O argumento dos advogados de Antônio e Fabrícia é que a acusação à qual os dois respondem é de crime contra a economia popular e que deveria ser apreciado pela Justiça Estadual. Mas, o ministro Og Fernandes discordou e manteve a decisão do Tribunal Regional Federal da 5ª Região, que já havia negado o pedido. Segundo o magistrado, há indícios concretos de que foram cometidos crimes contra o sistema financeiro nacional, o que justifica a competência da Justiça Federal. Além disso, os fundadores da Braiscompany usaram indevidamente a logomarca da Comissão de Valores Mobiliários (CVM) para mascarar ilegalidades com criptoativos.

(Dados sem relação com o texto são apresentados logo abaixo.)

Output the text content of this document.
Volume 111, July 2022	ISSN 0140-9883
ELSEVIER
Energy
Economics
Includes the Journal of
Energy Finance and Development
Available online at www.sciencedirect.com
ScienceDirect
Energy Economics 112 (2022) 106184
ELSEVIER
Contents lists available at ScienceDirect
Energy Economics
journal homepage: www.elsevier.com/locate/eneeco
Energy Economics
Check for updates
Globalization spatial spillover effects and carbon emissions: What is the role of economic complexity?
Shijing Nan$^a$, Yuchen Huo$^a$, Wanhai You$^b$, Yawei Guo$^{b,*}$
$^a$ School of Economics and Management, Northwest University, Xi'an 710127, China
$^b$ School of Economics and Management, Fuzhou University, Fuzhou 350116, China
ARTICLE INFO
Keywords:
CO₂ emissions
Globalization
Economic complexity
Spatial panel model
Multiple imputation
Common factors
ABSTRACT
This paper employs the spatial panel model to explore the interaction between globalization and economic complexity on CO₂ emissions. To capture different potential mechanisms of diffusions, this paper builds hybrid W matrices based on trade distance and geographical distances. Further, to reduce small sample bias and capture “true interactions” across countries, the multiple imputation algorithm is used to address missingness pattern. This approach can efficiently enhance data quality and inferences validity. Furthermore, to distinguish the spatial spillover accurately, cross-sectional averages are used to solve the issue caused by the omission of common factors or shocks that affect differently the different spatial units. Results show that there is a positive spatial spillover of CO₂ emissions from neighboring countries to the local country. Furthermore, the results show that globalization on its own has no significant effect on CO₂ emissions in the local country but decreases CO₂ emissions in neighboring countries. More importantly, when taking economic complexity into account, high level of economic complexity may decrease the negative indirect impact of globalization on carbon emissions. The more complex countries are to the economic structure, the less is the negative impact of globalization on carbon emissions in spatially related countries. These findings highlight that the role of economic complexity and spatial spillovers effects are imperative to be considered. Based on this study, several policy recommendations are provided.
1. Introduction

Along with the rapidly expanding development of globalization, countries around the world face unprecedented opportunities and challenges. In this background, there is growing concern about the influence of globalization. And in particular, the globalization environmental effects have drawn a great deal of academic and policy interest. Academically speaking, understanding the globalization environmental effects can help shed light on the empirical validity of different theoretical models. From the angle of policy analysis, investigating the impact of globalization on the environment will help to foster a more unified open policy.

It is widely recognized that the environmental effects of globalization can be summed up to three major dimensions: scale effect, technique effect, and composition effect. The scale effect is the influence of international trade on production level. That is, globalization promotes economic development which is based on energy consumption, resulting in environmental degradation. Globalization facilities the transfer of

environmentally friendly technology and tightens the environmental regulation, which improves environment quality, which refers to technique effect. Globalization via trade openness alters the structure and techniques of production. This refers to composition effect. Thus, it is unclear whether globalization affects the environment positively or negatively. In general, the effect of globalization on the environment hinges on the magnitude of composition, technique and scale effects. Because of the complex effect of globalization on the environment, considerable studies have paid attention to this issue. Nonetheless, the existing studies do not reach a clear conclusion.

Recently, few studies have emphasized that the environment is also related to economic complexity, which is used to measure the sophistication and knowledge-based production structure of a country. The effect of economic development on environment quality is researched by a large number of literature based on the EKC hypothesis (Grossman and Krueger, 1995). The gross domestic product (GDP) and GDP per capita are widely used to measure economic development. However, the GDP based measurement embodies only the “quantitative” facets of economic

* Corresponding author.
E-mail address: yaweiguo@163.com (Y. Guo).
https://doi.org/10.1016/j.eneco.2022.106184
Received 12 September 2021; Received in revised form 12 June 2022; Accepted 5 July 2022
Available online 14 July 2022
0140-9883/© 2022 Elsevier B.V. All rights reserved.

O fato de Antônio e Fabrícia terem fugido para a Argentina tentando fugir da prisão também foi mencionado pelo ministro para negar o pedido de liberdade ou a prisão domiciliar: “A fuga do distrito da culpa é fundamento válido à segregação cautelar […]. A análise das justificativas apresentadas para a fuga ao exterior e o descumprimento das medidas cautelares demanda revolvimento fático-probatório, o que é inviável em habeas corpus”, acrescentou Og Fernandes.
O casal responde por ter orquestrado um dos maiores esquemas de pirâmide financeira envolvendo criptoativos do país.